I once heard Alvaro Siza say, “A house is a machine that’s always broken.” I see myself as this kind of evolved modernist, one that embraces the organics of change and the imperfections of humanity as the things that make the world beautiful. I find myself, in my work, reaching a point where I let go and allow a building to become what it wants to be. I give it permission to be imperfect. This gives me hope that it can be as beautiful as those who will dwell within it.
I believe architecture is building. This makes it one of the most resource intensive human ideas. So I remain committed to my responsibility, as an architect, to create resourceful ways of living. For me, this begins with a holistic vision of resources, where all forms, natural, human, material and monetary, are integral to each other. Design then becomes an economic and ethical process of understanding the value/values we place on those resources.

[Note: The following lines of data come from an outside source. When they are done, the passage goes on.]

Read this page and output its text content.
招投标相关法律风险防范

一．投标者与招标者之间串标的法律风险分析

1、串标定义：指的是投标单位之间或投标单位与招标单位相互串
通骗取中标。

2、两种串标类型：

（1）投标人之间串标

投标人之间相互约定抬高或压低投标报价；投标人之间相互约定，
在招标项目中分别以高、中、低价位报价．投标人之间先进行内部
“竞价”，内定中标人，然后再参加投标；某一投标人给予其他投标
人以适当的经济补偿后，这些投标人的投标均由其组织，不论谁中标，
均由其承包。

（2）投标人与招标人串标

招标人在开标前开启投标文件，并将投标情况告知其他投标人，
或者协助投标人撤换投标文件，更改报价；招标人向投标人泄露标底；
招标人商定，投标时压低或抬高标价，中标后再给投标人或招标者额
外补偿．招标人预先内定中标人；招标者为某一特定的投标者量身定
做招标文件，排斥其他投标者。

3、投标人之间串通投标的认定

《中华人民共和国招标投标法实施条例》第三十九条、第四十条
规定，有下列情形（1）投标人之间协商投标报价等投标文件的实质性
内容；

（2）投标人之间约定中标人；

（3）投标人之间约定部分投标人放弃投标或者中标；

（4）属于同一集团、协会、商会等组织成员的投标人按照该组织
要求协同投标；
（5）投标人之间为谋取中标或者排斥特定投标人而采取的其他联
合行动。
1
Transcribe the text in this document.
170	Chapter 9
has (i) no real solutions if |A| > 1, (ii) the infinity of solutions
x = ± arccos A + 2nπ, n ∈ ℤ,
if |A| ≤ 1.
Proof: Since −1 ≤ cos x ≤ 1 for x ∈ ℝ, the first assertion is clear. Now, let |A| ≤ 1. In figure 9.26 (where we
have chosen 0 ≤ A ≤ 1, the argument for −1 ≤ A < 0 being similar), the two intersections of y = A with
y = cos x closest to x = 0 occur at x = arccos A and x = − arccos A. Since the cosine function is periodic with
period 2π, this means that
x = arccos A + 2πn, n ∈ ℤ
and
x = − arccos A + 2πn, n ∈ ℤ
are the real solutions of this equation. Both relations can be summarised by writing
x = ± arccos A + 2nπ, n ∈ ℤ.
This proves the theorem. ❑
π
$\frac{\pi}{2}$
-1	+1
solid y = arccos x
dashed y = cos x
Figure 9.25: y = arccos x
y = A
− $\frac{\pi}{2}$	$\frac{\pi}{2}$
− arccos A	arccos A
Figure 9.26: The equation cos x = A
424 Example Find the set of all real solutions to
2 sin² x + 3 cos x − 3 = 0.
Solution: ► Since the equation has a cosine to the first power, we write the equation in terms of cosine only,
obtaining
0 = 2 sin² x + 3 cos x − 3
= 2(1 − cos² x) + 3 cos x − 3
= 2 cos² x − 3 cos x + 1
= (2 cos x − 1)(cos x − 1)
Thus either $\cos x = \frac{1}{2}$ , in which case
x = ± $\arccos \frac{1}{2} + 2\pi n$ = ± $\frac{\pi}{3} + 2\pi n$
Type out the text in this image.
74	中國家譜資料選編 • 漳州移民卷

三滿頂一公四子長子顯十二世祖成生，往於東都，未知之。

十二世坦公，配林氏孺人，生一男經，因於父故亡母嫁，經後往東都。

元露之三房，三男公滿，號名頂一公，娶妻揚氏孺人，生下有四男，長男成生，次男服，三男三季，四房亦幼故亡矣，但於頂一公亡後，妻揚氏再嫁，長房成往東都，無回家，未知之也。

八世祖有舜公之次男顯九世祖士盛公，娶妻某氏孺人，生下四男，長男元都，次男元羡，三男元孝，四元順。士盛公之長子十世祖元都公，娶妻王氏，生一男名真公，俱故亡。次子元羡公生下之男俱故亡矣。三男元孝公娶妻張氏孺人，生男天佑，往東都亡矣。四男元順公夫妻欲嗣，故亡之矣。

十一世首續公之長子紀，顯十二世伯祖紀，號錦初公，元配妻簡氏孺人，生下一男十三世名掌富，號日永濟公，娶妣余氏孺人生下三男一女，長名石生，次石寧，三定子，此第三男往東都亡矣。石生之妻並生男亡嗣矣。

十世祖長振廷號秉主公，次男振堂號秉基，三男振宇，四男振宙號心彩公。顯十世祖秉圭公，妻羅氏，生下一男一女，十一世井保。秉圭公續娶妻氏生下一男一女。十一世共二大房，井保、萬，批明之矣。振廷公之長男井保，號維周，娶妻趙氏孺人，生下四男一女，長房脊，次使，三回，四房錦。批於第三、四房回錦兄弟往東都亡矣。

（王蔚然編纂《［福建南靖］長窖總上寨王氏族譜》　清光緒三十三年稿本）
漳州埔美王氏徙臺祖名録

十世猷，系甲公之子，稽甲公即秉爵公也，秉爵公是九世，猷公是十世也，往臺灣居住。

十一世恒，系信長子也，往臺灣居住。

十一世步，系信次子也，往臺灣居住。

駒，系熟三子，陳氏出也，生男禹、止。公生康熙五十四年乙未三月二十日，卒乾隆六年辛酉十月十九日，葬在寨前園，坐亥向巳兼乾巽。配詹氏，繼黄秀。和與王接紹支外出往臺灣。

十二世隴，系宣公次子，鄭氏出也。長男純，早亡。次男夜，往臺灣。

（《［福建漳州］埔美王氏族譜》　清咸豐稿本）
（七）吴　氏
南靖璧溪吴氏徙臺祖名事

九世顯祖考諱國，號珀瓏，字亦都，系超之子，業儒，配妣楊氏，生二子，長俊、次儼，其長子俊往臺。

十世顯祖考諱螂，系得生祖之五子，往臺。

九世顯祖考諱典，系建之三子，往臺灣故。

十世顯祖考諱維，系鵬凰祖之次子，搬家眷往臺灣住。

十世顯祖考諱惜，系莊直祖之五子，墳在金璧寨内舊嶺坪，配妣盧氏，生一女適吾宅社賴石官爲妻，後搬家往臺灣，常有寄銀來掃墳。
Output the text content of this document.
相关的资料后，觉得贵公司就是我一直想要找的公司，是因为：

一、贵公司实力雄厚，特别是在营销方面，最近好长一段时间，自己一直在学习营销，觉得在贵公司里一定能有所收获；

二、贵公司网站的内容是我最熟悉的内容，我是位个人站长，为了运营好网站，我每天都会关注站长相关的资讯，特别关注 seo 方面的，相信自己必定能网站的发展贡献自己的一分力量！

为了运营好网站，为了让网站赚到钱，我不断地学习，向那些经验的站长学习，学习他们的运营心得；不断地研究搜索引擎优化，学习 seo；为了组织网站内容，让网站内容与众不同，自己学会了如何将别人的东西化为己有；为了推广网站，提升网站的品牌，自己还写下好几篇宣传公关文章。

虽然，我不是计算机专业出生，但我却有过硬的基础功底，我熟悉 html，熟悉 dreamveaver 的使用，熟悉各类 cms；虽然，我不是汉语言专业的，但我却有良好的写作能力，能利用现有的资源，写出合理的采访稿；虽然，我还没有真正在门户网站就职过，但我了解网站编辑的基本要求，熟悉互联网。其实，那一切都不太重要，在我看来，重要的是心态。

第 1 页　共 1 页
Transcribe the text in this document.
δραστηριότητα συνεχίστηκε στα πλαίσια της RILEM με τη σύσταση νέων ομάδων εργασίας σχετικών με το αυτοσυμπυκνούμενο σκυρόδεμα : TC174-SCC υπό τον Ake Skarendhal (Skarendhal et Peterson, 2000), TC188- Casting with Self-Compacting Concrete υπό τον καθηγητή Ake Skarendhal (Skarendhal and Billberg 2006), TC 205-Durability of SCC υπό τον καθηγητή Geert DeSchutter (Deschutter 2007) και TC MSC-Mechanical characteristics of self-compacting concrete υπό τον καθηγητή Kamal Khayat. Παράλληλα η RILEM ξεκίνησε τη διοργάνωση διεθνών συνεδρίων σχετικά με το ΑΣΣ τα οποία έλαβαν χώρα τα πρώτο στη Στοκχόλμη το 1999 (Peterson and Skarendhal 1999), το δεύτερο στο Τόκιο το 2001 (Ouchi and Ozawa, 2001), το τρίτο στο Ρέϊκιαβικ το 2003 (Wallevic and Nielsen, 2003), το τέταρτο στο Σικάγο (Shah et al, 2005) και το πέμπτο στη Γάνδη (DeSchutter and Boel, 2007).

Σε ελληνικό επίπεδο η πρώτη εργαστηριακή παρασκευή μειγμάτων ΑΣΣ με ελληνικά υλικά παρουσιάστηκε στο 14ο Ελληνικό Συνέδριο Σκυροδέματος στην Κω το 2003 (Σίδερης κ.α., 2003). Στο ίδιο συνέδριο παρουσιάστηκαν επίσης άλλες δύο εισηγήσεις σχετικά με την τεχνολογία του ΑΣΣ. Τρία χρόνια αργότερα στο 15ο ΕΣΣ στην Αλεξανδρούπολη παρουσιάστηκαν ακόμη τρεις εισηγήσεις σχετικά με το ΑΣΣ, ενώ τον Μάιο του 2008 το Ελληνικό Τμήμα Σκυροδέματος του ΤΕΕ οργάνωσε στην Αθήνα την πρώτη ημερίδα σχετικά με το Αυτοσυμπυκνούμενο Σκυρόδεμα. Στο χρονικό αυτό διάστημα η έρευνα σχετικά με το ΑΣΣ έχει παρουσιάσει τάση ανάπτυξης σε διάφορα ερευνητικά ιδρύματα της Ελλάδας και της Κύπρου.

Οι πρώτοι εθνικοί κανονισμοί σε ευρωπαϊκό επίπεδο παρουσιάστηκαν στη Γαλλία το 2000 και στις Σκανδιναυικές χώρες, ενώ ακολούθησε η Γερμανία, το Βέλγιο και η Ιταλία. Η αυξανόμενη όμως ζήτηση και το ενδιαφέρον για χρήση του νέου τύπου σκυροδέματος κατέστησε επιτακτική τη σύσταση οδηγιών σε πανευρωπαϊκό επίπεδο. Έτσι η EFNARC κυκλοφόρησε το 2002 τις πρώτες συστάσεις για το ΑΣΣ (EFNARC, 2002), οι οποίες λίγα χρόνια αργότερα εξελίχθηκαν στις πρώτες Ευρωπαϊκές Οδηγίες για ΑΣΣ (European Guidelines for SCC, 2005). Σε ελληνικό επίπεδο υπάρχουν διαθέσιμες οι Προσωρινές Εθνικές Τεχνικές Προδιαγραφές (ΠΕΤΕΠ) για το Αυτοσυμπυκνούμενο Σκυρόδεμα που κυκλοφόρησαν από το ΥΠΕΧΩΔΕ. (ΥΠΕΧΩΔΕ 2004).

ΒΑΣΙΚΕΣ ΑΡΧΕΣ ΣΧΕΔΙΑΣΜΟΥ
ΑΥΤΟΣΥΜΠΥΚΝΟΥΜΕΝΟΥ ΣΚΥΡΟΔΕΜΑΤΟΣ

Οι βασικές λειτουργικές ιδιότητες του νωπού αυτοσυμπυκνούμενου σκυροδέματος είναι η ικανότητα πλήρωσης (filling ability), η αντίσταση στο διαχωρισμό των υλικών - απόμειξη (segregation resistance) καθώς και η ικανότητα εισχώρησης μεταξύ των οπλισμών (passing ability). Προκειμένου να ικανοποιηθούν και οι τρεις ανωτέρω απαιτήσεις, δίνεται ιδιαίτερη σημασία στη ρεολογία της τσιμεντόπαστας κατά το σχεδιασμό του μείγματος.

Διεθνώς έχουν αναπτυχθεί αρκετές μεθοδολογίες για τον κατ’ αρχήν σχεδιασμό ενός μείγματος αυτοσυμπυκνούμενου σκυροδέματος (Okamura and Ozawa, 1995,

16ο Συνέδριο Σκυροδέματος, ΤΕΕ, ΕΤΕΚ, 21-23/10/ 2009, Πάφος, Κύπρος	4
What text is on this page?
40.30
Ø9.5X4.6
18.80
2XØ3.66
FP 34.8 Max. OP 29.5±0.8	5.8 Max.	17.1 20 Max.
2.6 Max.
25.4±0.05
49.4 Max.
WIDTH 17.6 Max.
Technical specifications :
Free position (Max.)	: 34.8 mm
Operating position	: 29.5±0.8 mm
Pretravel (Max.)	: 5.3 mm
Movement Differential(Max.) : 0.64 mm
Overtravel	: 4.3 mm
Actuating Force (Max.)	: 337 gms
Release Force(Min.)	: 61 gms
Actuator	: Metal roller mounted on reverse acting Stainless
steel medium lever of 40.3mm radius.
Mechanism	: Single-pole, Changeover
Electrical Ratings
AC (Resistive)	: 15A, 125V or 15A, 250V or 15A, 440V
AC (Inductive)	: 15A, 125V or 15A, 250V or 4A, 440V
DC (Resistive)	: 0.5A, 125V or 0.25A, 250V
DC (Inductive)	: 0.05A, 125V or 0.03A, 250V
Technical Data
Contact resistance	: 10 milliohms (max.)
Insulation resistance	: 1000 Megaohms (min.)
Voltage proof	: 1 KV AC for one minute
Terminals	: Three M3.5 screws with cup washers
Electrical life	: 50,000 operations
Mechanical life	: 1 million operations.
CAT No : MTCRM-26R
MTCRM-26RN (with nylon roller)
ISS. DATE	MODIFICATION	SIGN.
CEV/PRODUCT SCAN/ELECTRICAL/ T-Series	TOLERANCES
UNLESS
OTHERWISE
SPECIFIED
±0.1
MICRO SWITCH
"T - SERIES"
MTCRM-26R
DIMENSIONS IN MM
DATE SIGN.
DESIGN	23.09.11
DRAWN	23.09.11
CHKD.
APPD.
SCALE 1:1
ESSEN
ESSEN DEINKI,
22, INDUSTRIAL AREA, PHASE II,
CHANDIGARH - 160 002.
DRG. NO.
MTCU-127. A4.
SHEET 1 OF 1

Materials, labor, democracy, energy, money, water, time, maintenance, social equity, environmentalism, natural light, physical health; these and countless others are all the resources of building, both in construction and in the life of the building, for which we each attribute our own values. This is what makes every building, every form of dwelling, unique.
To engage these possibilities with sincerity and responsibility, I have formed a practice that integrates design and construction into a single, seamless process. My hope is it will begin to restore the notion of the architect as master builder, will result in ever more beautiful and resourceful dwellings, and will create ever evolving and truly sustainable ways of living.